One of the things I have appreciated about my “new job” is getting to work with a technically astute large-scale mission-critical enterprise architecture. Part of this includes data warehousing and business intelligence, two areas I have had interest in since reading “Super Crunchers” by Ian Ayres (a very interesting look at data mining to find extremely useful and actionable information).
OLTP vs. OLAP
When first introduced to data warehousing, my mental model was of a super complex, massive farm of database servers. The reality is that data warehouses sprang up because of their different needs from transactional operations:
- Online Transaction Processing (OLTP). This mirrors how a database would be used in a typical web-based production environment such as placing orders within Amazon. A large number of short-lived transactions in a write-oriented database that is probably barely coming up with its capacity needs. With limited capacity, do you really want to be executing in-depth analysis queries against your production transaction-oriented database? Even if you did, how could you possibly tune it to be as fast as possible from both a read and write perspective? You cannot.
- Online Analysis Processing (OLAP). Instead of doing write-oriented update transactions, OLAP focuses on the more read-oriented queries and statistical analysis. For this, you want your database to be optimized for read operations as these queries can take a while to execute, and the organization will want to be able to identify trends or other issues from this near real-time data. For example, think about how Amazon mines your purchase patterns to make suggestions, or to increase or decrease the price of books and other offerings. This is actionable business intelligence leading to greater agility and returns.
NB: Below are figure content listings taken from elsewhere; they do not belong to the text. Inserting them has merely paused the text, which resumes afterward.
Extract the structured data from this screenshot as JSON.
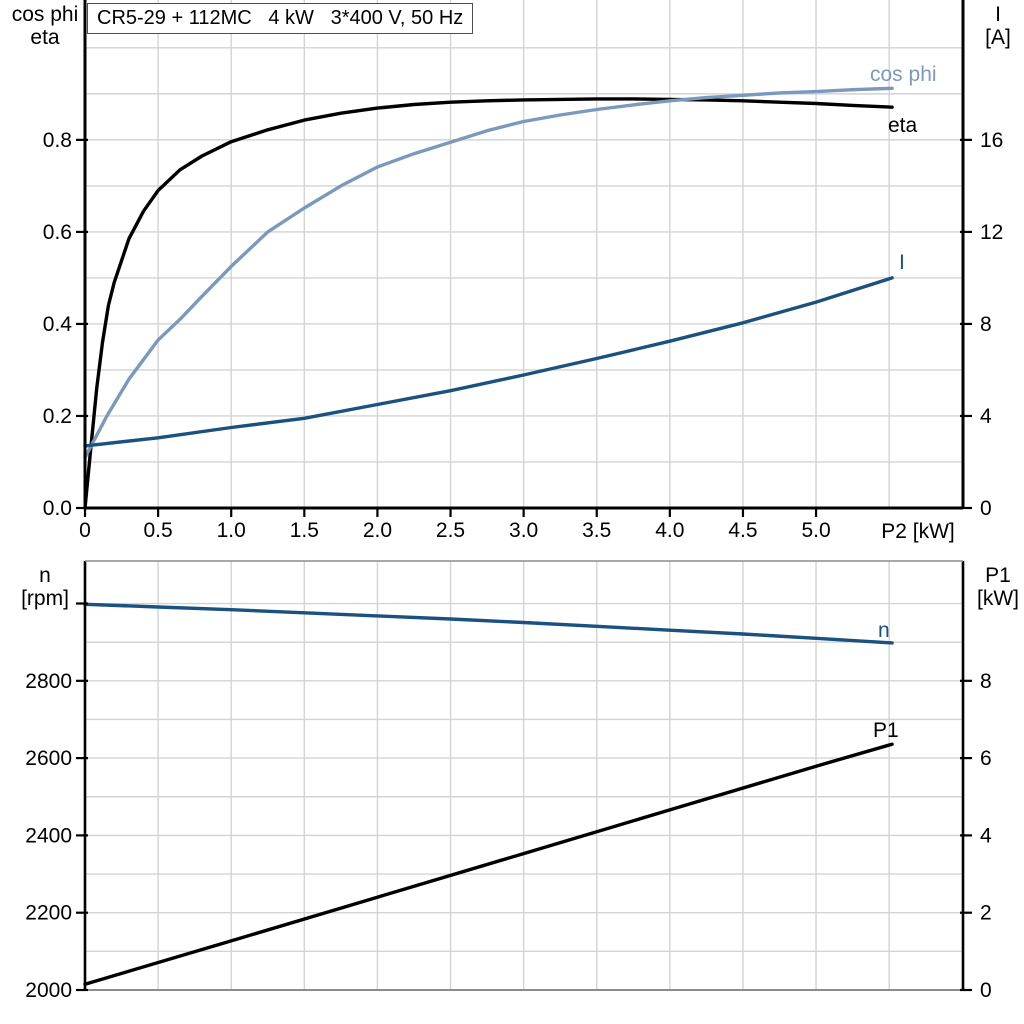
{
  "colors": {
    "background": "#ffffff",
    "grid": "#d3d3d3",
    "frame_gray": "#8c8c8c",
    "axis_black": "#000000",
    "eta_black": "#000000",
    "cos_phi_blue": "#7a99bd",
    "current_dark_blue": "#1a517f",
    "title_border": "#4d4d4d"
  },
  "chart_data": [
    {
      "type": "line",
      "title": "CR5-29 + 112MC   4 kW   3*400 V, 50 Hz",
      "x_axis": {
        "label": "P2 [kW]",
        "min": 0,
        "max": 6.005,
        "grid_step": 0.5,
        "tick_values": [
          0,
          0.5,
          1.0,
          1.5,
          2.0,
          2.5,
          3.0,
          3.5,
          4.0,
          4.5,
          5.0
        ],
        "tick_labels": [
          "0",
          "0.5",
          "1.0",
          "1.5",
          "2.0",
          "2.5",
          "3.0",
          "3.5",
          "4.0",
          "4.5",
          "5.0"
        ]
      },
      "left_axis": {
        "label_lines": [
          "cos phi",
          "eta"
        ],
        "min": 0,
        "max": 1.104,
        "grid_step": 0.1,
        "tick_values": [
          0,
          0.2,
          0.4,
          0.6,
          0.8
        ],
        "tick_labels": [
          "0.0",
          "0.2",
          "0.4",
          "0.6",
          "0.8"
        ]
      },
      "right_axis": {
        "label_lines": [
          "I",
          "[A]"
        ],
        "min": 0,
        "max": 22.08,
        "tick_values": [
          0,
          4,
          8,
          12,
          16
        ],
        "tick_labels": [
          "0",
          "4",
          "8",
          "12",
          "16"
        ]
      },
      "series": [
        {
          "name": "eta",
          "axis": "left",
          "color": "#000000",
          "points": [
            [
              0,
              0
            ],
            [
              0.04,
              0.13
            ],
            [
              0.08,
              0.26
            ],
            [
              0.12,
              0.36
            ],
            [
              0.16,
              0.44
            ],
            [
              0.2,
              0.49
            ],
            [
              0.3,
              0.585
            ],
            [
              0.4,
              0.645
            ],
            [
              0.5,
              0.69
            ],
            [
              0.65,
              0.735
            ],
            [
              0.8,
              0.765
            ],
            [
              1.0,
              0.796
            ],
            [
              1.25,
              0.822
            ],
            [
              1.5,
              0.843
            ],
            [
              1.75,
              0.858
            ],
            [
              2.0,
              0.869
            ],
            [
              2.25,
              0.877
            ],
            [
              2.5,
              0.882
            ],
            [
              2.75,
              0.885
            ],
            [
              3.0,
              0.887
            ],
            [
              3.25,
              0.888
            ],
            [
              3.5,
              0.889
            ],
            [
              3.75,
              0.889
            ],
            [
              4.0,
              0.888
            ],
            [
              4.25,
              0.887
            ],
            [
              4.5,
              0.885
            ],
            [
              4.75,
              0.882
            ],
            [
              5.0,
              0.879
            ],
            [
              5.25,
              0.875
            ],
            [
              5.52,
              0.871
            ]
          ]
        },
        {
          "name": "cos phi",
          "axis": "left",
          "color": "#7a99bd",
          "points": [
            [
              0,
              0.11
            ],
            [
              0.15,
              0.2
            ],
            [
              0.3,
              0.28
            ],
            [
              0.5,
              0.365
            ],
            [
              0.65,
              0.41
            ],
            [
              0.8,
              0.46
            ],
            [
              1.0,
              0.525
            ],
            [
              1.25,
              0.6
            ],
            [
              1.5,
              0.652
            ],
            [
              1.75,
              0.7
            ],
            [
              2.0,
              0.741
            ],
            [
              2.25,
              0.77
            ],
            [
              2.5,
              0.795
            ],
            [
              2.75,
              0.82
            ],
            [
              3.0,
              0.84
            ],
            [
              3.25,
              0.854
            ],
            [
              3.5,
              0.866
            ],
            [
              3.75,
              0.876
            ],
            [
              4.0,
              0.885
            ],
            [
              4.25,
              0.892
            ],
            [
              4.5,
              0.897
            ],
            [
              4.75,
              0.902
            ],
            [
              5.0,
              0.905
            ],
            [
              5.25,
              0.909
            ],
            [
              5.52,
              0.912
            ]
          ]
        },
        {
          "name": "I",
          "axis": "right",
          "color": "#1a517f",
          "points": [
            [
              0,
              2.7
            ],
            [
              0.5,
              3.05
            ],
            [
              1.0,
              3.5
            ],
            [
              1.5,
              3.9
            ],
            [
              2.0,
              4.5
            ],
            [
              2.5,
              5.1
            ],
            [
              3.0,
              5.78
            ],
            [
              3.5,
              6.5
            ],
            [
              4.0,
              7.25
            ],
            [
              4.5,
              8.05
            ],
            [
              5.0,
              8.95
            ],
            [
              5.52,
              10.0
            ]
          ]
        }
      ]
    },
    {
      "type": "line",
      "x_axis": {
        "min": 0,
        "max": 6.005,
        "grid_step": 0.5,
        "tick_values": [],
        "tick_labels": []
      },
      "left_axis": {
        "label_lines": [
          "n",
          "[rpm]"
        ],
        "min": 2000,
        "max": 3110,
        "grid_step": 100,
        "tick_values": [
          2000,
          2200,
          2400,
          2600,
          2800,
          3000
        ],
        "tick_labels": [
          "2000",
          "2200",
          "2400",
          "2600",
          "2800",
          ""
        ]
      },
      "right_axis": {
        "label_lines": [
          "P1",
          "[kW]"
        ],
        "min": 0,
        "max": 11.1,
        "tick_values": [
          0,
          2,
          4,
          6,
          8
        ],
        "tick_labels": [
          "0",
          "2",
          "4",
          "6",
          "8"
        ]
      },
      "series": [
        {
          "name": "n",
          "axis": "left",
          "color": "#1a517f",
          "points": [
            [
              0,
              2998
            ],
            [
              0.5,
              2991
            ],
            [
              1.0,
              2984
            ],
            [
              1.5,
              2976
            ],
            [
              2.0,
              2968
            ],
            [
              2.5,
              2960
            ],
            [
              3.0,
              2951
            ],
            [
              3.5,
              2941
            ],
            [
              4.0,
              2931
            ],
            [
              4.5,
              2921
            ],
            [
              5.0,
              2910
            ],
            [
              5.52,
              2898
            ]
          ]
        },
        {
          "name": "P1",
          "axis": "right",
          "color": "#000000",
          "points": [
            [
              0,
              0.15
            ],
            [
              1.0,
              1.27
            ],
            [
              2.0,
              2.4
            ],
            [
              3.0,
              3.53
            ],
            [
              4.0,
              4.66
            ],
            [
              5.0,
              5.79
            ],
            [
              5.52,
              6.36
            ]
          ]
        }
      ]
    }
  ]
}
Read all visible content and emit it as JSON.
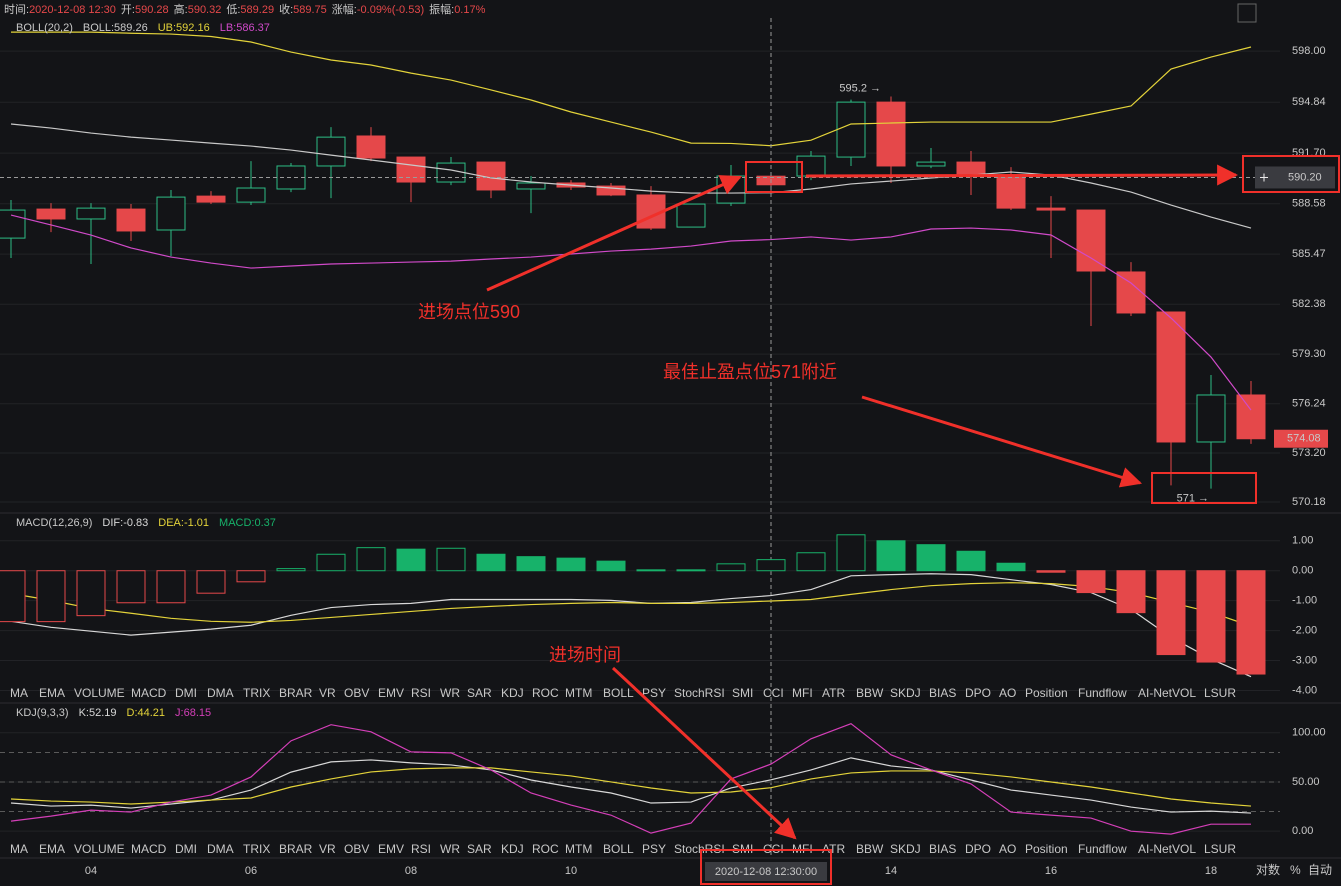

Thus, your data warehouse is typically a separate write-oriented database containing near-real time information (typically anywhere from less than an hour to a day stale) with a much larger time horizon.
One of the inputs can be your OLTP database, but a data warehouse is typically composed of numerous data feeds.
This is where Extract Transform and Load (ETL) typically comes in:
- Extract. Extract the data from multiple data sources
- Transform. Transform and clean the data. Different data sources can have different representations of the same conceptual entity. Furthermore, they can contain data errors (e.g., data entry input errors) and other related problems that need to be addressed when trying to put together an integrated picture from many different data sources
- Load. Load the transformed data into the data warehouse
Business Intelligence (BI) and Data Mining
Business Intelligence is the use of the data in the data warehouse to derive actionable business level information. This can include analysis along a number of different dimensions (e.g., sales per region, sales across timing, trending) as well as forecasting the future based upon the past. Analysts can use ad hoc queries to see what is going on and to do “what-if” kind of scenarios.
Data Mining can be employed to identify trends and other relationships within the data that would not be so readily obvious.
For update-oriented operations such as a web site handling placing orders, you want a normalized schema for greater efficiency. However, for the analysis queries performed in a data warehouse, you typically want a mix between a normalized schema and a star schema. So what is a star schema?
I am going to use an example from the book “Oracle Essentials”, which I just finished reading. Here is a typical query (which shows the advantages of a star schema):
Show me how many sales of widgets (a product type) were sold by a store chain (a sales channel) in Louisiana (a geography) over the past 3 months (a time)
This query involves many dimensions:
- product type
- sales channel
In the star schema, you would have a central fact table (representing sales transactions) with four connected dimension tables (e.g, Product, Channel, Geography and Time).
For efficiency, data within these dimensions is usually hierarchical (e.g., for the time dimension, day rolls up into week, which rolls up into month,which rolls up into quarter, which rolls up into year). If your data is looking for a particular quarter, it can be executed against that summary as opposed to all the more granular data related to weeks and days. Hence these are referred to as summary tables.
Once again, I recommend reading “Super Crunchers” by Ian Ayres for more real world uses of data mining.